SIGHTINGS


 
Gender Engineering
Draws Criticism From Researchers
By Dale Hopper
Associated Press
9-10-98
 
 
FAIRFAX, Va. (AP) -- Fertility researchers say they are successfully helping prospective parents fulfill their dreams in selecting whether to have a baby Michelle or a baby Michael.
 
The technique involves identifying and separating sperm cells that carry the Y chromosome, which produces males, from those that carry the female-producing X chromosome.
 
Dr. Edward Fugger of the Genetics & IVF Institute said Wednesday that sperm cells can be segregated by the amount of DNA they contain before being used to fertilize an egg through artificial insemination.
 
The institute's research is published in the September edition of the journal Human Reproduction.
 
The Y-chromosome sperm has about 2.8 percent less genetic material than sperm with the X chromosome.
 
Researchers were able to sift sperm to produce samples in which 85 percent of the cells had an X chromosome. If they targeted Y-bearing sperm, the result was a sperm sample in which 65 percent of the cells contained a Y chromosome, The New York Times reported Wednesday.
 
The institute said 29 women who wanted to have girls became pregnant.
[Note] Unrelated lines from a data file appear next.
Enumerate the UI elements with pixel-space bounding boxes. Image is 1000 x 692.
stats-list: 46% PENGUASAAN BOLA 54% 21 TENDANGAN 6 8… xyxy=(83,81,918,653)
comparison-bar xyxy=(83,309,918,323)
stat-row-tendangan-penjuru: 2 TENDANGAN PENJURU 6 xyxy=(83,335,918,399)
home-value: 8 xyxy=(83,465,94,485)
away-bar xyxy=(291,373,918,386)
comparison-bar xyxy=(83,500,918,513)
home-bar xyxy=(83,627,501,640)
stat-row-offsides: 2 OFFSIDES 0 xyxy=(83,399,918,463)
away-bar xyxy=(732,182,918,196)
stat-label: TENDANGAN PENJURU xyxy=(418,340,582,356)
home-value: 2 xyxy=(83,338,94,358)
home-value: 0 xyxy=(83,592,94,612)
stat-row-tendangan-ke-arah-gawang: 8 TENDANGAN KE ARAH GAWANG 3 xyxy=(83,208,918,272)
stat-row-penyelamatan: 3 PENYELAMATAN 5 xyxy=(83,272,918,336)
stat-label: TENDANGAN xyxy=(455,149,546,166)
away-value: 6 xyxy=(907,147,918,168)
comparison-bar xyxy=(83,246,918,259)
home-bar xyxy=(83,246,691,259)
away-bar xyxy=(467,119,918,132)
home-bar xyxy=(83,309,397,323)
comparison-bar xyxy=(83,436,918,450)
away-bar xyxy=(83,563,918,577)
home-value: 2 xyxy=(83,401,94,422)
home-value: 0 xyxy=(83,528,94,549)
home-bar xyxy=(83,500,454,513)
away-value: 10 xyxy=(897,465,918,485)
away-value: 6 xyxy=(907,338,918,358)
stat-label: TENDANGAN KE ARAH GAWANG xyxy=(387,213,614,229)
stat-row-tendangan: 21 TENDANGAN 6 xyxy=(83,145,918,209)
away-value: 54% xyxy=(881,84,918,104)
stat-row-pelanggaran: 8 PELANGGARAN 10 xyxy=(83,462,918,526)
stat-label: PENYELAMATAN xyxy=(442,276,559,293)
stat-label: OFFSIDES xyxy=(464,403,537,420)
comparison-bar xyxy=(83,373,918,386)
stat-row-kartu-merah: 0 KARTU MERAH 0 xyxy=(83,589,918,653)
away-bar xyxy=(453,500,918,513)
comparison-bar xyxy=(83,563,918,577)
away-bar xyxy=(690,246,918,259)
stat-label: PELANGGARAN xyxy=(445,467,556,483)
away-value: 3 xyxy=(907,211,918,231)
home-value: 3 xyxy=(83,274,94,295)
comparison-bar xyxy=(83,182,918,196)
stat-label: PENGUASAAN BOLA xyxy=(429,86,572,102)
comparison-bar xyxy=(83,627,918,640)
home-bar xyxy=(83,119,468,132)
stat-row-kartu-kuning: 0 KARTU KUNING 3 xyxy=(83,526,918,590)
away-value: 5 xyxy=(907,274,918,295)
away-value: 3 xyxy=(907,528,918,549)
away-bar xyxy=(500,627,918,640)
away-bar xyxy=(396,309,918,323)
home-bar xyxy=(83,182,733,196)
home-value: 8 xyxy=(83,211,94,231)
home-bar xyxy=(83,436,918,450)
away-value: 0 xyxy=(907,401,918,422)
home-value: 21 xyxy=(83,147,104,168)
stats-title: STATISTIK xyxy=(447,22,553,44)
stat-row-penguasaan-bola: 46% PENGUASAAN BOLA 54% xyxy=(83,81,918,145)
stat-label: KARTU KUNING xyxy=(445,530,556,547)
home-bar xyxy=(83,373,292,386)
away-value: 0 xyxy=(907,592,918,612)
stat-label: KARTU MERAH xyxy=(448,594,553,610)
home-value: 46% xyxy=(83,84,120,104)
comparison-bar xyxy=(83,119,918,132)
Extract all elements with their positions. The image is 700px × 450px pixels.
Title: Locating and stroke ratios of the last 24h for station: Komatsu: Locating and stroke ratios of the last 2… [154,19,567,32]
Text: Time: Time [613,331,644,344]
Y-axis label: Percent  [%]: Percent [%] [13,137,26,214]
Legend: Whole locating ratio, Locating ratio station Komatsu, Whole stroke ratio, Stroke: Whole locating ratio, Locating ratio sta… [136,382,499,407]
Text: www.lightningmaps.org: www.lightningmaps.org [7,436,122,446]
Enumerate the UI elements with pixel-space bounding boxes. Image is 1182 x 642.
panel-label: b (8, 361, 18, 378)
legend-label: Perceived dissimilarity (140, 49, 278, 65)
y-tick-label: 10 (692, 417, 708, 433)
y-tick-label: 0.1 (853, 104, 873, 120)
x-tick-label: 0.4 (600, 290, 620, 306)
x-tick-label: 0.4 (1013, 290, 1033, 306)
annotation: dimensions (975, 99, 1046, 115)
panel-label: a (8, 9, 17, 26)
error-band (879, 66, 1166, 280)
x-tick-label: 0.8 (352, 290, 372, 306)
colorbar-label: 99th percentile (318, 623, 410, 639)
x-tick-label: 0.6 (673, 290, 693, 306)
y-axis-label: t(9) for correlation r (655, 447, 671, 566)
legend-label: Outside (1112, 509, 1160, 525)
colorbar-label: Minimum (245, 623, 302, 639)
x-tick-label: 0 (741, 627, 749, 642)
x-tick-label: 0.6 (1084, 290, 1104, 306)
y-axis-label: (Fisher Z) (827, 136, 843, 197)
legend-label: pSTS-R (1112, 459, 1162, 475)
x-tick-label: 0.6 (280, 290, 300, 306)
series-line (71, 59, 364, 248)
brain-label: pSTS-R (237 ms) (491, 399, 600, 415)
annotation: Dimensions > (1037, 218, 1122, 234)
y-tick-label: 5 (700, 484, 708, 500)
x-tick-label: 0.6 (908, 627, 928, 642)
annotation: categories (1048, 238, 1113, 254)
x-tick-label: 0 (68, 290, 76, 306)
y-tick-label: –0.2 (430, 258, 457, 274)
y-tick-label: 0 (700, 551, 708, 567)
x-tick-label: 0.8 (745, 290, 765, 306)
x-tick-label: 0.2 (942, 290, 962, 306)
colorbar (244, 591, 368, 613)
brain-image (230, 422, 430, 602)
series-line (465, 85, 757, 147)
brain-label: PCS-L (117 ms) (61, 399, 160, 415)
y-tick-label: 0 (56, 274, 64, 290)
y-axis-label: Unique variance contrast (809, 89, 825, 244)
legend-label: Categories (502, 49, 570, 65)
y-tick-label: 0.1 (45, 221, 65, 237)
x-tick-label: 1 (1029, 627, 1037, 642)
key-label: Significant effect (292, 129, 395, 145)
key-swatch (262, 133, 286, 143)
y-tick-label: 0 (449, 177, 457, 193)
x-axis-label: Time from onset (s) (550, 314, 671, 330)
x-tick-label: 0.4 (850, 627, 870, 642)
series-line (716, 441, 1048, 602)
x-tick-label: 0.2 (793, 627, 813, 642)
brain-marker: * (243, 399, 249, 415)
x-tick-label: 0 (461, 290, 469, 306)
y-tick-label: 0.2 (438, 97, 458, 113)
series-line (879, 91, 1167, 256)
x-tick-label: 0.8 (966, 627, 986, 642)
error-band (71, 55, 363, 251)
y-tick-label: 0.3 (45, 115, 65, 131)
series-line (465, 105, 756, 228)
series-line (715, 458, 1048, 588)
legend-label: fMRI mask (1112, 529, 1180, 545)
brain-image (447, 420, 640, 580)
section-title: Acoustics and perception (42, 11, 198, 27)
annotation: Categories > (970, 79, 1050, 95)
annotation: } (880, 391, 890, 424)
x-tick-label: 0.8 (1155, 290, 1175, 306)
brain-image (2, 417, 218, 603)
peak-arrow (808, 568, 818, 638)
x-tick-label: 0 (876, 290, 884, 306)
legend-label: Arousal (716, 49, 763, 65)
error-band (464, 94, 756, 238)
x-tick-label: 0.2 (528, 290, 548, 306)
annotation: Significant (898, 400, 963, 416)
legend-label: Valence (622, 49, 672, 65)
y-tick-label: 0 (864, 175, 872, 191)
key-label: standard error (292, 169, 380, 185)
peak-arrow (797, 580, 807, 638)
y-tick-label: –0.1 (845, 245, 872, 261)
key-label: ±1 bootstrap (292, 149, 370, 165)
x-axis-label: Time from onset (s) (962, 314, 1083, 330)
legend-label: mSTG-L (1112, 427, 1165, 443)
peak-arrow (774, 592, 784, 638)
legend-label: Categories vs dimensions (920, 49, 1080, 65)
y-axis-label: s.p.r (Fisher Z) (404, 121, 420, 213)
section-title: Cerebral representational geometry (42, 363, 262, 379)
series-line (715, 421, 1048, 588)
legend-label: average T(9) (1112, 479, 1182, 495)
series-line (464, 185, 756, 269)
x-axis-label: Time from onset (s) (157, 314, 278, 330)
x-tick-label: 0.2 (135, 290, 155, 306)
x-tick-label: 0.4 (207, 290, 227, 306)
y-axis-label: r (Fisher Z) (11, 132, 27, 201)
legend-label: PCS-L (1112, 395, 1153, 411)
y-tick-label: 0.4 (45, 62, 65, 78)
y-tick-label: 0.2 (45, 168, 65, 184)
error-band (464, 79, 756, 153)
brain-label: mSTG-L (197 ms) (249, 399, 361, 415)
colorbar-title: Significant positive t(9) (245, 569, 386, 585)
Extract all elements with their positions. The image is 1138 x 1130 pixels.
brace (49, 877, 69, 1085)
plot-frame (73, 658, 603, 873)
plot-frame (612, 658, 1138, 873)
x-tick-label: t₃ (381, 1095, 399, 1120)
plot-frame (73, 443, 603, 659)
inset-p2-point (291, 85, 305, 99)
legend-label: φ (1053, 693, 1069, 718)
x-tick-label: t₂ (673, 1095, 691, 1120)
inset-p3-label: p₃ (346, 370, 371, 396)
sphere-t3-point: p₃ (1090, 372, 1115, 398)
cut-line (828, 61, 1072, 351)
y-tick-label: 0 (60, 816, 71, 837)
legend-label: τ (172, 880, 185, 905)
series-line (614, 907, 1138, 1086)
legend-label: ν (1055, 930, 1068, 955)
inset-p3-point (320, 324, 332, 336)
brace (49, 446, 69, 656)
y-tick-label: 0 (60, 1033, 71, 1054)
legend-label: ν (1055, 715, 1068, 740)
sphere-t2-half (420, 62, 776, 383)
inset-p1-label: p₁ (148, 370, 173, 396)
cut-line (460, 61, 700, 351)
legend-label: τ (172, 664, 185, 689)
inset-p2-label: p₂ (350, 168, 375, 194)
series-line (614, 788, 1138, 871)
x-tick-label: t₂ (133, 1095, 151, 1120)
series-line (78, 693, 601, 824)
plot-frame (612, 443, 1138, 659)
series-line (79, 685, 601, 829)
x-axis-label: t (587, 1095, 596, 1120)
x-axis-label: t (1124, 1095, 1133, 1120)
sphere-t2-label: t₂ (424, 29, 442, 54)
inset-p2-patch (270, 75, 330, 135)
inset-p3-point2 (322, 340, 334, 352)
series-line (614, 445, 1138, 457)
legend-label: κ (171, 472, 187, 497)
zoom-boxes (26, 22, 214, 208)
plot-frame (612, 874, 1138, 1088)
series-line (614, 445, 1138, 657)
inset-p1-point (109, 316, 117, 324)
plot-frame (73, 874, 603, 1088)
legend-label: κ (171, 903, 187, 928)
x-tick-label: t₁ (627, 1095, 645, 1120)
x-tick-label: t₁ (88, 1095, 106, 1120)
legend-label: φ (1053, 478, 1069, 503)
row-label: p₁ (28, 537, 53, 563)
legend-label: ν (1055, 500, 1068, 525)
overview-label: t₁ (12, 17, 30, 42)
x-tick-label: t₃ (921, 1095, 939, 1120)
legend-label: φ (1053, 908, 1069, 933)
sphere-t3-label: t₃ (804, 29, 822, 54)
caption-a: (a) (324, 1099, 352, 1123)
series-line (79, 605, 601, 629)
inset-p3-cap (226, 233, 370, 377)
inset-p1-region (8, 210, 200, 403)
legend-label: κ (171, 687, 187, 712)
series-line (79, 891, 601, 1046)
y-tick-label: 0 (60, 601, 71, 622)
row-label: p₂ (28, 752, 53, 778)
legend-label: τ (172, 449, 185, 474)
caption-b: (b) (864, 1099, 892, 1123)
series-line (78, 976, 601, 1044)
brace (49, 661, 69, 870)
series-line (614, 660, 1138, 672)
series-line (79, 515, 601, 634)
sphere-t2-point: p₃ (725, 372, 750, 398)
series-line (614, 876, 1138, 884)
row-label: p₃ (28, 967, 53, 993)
So far, nine of those women have given birth to 11 healthy baby girls, including two sets of twins, the institute said. The oldest girl is 2 1/2 years old.
 
One of the women still pregnant is carrying a boy, Fugger said.
 
A study of couples wanting boys produced results consistent with what the sperm sorting would predict, Fugger said. Exact results were not released.
 
Dr. Jamie Grifo, director of reproductive endocrinology at New York University Medical School, is apprehensive about the way the institute is using the sperm-sorting method.
 
Grifo has been using an entirely different technique to choose the gender of an embryo since 1992 and said NYU applies the technology only to prevent gender-based diseases such as hemophilia and Duchenne muscular dystrophy, which only appear in males.
 
"They're doing very important research but it's a matter of what they're using it for that worries me," Grifo said. "I don't think we should be doing sex selection."
 
Fugger said the institute's technique can be used to prevent gender-based disease and was unapologetic about giving families the option of choosing their child's gender.
 
"It tends to balance sex ratios in families," Fugger said. "There shouldn't be an ethical issue with skewing ratios or anything like that."
 
Another outside observer, Dr. Robert Stillman, medical director of Shady Grove Fertility Centers, in Washington, D.C., said the institute's research sample is too small to declare success.
 
"It's really a series of anecdotes," said Stillman, a board member of the American Society for Reproductive Medicine. "A bigger study might put this in the wastebasket where many other attempts at sex selection have gone."
 
The institute's researchers refined techniques developed for sorting the sperm of farm animals. Fugger said that of the more than 400 animals in five different species born through sperm sifting, none was born with defects.
 
The technique involves staining sperm cells' DNA with a fluorescent dye and then shining laser light on the cells to make the dye glow. The amount of fluorescent light produced indicates the amount of DNA present in each cell.
 
Dr. Barry Zirkin of Johns Hopkins University told the Times he was not convinced about the safety of using laser light. And like Grifo, he also questioned the ethical implications of tinkering with sperm.
 
When it comes to sex selection, he said, "most people feel this is tampering with nature."